Arezra, Deep End
24 Mayıs, 2020
꧁꧂
Duygular, garip düğümlerdi. O kadar kuvvetlilerdi ki bir başkasının sözüne gülerken aklınıza içinizi kıpır kıpır eden kişiyi getirirdi. Biriyle konuşurken onu birden aklınıza ittirir, sesinizin serap görmesini sağlayıp yumuşamasına sebep olurdu. En ürpertici özellikleri ise düğümleri bir türlü çözemiyor olmamdı; sanki kader tarafından bizzat atılmıştı.
Brandon hararetle konuşuyor, Troy da ona eşlik ediyordu. Baş şeytanın salonundaydık, Troy ile ben masaya oturmuştuk; Brandon ise ayaklarını masaya koyarak sandalyede ileri geri yaslanıyordu. Büyü sayesinde eskisinden bile daha iyi hissettiğini söylüyordu ama görüsü yüzünden huzursuzdu. Ben de öyleydim.
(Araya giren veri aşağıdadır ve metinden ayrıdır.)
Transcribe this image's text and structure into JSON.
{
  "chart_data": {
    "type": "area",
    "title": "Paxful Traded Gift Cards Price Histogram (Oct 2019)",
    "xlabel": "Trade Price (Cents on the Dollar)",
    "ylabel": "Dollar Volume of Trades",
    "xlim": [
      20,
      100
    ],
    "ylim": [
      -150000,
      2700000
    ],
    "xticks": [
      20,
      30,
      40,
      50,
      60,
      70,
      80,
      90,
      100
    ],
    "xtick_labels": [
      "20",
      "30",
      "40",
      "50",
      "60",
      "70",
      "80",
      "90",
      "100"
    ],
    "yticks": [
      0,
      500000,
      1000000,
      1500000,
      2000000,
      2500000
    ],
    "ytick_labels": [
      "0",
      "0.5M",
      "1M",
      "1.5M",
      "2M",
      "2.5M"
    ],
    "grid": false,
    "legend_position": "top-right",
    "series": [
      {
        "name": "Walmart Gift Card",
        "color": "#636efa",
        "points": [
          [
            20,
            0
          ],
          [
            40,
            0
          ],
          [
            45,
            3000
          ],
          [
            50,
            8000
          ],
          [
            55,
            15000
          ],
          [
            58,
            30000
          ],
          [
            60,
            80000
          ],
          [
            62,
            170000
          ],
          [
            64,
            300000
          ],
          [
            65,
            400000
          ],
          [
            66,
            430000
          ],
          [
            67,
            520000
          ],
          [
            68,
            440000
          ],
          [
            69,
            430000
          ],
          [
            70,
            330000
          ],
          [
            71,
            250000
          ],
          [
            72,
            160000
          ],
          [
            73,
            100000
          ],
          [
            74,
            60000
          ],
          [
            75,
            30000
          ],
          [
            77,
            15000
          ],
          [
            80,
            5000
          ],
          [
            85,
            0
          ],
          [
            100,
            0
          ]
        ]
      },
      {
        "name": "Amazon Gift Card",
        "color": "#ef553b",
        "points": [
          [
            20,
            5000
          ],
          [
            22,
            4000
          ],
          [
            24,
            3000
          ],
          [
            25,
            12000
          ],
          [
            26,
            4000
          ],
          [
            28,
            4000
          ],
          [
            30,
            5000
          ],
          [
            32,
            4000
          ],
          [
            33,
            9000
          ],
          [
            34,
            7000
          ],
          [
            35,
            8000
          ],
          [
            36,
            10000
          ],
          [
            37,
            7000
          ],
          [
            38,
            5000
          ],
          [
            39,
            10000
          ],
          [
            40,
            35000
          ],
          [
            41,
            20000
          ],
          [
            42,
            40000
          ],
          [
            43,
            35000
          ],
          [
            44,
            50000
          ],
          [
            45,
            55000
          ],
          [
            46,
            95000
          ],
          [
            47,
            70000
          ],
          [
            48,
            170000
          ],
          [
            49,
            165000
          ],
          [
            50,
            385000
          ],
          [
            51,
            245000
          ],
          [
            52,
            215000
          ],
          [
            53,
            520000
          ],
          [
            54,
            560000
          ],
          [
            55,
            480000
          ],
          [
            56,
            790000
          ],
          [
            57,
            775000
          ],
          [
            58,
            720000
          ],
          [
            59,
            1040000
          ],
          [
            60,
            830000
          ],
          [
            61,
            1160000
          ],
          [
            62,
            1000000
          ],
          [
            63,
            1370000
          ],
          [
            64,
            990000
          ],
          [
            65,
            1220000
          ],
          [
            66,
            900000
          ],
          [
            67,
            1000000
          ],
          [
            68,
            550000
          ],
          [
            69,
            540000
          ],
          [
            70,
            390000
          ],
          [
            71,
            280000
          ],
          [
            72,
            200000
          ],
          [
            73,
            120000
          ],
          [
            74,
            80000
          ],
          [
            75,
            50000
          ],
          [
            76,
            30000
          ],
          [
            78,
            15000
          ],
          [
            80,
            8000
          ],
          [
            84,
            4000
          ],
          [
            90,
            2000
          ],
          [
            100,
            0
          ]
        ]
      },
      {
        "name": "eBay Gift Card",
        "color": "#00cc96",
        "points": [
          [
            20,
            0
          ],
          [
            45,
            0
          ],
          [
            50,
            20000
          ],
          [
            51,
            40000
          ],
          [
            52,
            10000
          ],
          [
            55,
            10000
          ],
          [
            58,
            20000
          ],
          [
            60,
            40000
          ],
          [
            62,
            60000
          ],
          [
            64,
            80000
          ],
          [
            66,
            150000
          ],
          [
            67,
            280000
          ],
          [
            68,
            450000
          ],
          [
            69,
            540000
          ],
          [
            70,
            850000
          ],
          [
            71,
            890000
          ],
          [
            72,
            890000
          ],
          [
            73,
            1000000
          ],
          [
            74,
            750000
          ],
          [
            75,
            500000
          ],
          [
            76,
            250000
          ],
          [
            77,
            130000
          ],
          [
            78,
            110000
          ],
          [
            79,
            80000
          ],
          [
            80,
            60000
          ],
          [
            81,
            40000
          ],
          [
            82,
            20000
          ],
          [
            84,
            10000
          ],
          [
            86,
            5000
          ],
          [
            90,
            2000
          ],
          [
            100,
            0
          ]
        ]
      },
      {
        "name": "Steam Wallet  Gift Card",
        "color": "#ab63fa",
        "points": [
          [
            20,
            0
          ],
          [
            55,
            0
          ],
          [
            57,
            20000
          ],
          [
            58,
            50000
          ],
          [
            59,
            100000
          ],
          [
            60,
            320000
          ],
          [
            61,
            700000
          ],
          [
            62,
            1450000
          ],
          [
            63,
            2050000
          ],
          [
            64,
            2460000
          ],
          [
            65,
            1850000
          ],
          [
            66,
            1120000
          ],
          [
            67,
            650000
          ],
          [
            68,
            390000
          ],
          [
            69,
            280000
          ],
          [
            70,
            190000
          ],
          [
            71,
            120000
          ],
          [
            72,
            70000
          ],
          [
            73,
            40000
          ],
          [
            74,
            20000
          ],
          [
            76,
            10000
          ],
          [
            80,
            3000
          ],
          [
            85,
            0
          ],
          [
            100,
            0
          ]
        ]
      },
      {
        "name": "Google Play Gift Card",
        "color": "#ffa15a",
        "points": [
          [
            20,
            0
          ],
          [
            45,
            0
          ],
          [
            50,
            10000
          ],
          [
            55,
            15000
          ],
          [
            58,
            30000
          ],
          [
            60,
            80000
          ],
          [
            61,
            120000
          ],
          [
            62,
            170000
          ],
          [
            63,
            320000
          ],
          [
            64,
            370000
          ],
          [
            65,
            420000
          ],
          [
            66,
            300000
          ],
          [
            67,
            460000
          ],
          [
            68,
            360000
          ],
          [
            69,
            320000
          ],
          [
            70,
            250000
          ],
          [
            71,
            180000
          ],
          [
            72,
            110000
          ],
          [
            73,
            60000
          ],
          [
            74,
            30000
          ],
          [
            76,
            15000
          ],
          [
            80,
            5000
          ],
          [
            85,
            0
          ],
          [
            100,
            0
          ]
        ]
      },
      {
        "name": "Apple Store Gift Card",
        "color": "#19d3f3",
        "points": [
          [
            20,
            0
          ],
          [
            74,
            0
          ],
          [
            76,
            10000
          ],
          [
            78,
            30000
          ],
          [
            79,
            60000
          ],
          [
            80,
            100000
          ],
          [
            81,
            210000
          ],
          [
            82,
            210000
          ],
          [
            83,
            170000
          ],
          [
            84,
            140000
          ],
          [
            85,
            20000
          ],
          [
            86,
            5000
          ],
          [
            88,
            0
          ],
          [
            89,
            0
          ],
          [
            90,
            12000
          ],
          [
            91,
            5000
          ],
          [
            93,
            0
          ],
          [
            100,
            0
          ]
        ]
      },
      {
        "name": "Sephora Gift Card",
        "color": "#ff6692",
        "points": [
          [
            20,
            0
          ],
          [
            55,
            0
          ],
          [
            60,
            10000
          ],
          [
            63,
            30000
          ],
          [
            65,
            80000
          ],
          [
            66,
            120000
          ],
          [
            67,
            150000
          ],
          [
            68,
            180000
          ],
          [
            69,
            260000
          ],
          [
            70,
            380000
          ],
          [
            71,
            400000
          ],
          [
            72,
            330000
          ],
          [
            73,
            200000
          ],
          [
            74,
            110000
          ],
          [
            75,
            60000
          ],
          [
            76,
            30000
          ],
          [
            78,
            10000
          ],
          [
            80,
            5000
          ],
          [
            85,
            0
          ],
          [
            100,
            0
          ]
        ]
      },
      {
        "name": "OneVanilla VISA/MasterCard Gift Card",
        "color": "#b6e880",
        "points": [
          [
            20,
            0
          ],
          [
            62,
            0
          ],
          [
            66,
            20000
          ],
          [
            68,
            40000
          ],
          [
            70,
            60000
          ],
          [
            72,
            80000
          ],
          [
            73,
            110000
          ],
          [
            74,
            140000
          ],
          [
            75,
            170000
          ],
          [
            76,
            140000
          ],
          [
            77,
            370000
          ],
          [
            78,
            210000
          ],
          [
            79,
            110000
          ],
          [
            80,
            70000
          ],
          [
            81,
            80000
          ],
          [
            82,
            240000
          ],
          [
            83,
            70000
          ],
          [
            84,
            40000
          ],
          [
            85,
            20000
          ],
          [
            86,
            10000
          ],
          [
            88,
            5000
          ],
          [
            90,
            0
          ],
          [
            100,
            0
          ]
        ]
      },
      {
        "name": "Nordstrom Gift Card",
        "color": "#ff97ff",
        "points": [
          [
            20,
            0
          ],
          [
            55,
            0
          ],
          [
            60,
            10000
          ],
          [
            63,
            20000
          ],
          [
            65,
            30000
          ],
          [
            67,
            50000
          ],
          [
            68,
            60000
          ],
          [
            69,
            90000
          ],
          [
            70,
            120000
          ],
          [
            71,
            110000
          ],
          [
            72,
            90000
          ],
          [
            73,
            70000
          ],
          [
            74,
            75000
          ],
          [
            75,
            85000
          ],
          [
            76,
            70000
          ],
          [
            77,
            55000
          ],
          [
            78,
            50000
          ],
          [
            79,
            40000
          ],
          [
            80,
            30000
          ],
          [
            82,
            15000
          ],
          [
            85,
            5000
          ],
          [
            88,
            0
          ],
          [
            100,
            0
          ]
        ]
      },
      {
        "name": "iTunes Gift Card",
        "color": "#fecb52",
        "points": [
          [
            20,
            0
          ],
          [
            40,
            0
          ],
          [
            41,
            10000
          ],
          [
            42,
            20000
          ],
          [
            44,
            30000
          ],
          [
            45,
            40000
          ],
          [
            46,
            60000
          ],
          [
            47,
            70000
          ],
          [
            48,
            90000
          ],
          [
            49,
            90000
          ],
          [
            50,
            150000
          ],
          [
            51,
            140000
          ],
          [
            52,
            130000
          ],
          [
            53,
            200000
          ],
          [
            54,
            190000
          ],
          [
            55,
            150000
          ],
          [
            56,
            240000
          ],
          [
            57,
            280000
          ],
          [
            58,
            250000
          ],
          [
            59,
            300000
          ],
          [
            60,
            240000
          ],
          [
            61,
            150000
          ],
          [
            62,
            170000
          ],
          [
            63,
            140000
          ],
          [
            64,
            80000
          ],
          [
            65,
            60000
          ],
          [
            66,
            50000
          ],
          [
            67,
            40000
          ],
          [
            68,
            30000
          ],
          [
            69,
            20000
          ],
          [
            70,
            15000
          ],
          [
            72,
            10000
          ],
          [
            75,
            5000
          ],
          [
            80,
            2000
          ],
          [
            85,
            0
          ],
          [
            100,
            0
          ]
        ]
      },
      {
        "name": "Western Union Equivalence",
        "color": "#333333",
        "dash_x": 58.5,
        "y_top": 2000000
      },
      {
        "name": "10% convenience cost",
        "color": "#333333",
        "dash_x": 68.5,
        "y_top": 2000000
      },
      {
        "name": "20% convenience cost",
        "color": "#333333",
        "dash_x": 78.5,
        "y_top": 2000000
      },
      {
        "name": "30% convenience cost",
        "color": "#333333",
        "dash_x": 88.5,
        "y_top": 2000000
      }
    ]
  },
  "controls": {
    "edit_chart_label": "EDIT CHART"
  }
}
Üstelik Balaam'ın etrafta olmaması da sinirlerimi bozuyordu. Nerede olduğunu bilmiyor, öğrenmeye çalıştığımdaysa engelleniyordum.
"Burayı hiç böyle hayal etmemiştim." dedi Troy, gömleğinin yakasını çekiştirerek. Terlemişti. Brandon ise görülerinde elbet ki buraya rastladığı ve havayı önceden aldığı için daha iyi durumdadı. "İnanılmaz düzenli."
Dudaklarımı büktüm ve etrafa baktım. Geldiğimden bu yana değişen birkaç şey vardı. O da duvarlar dahil her eşyanın çatlamış olması ve akışkan alevleri görebiliyor olmak ile kitap sayısının artmasıydı. "Başlarda, düzen ve sakinlik beni de delirtiyordu."
Troy, abartılı bir tonlamayla konuştu. "Ama ben alışmadan defolacağım buradan."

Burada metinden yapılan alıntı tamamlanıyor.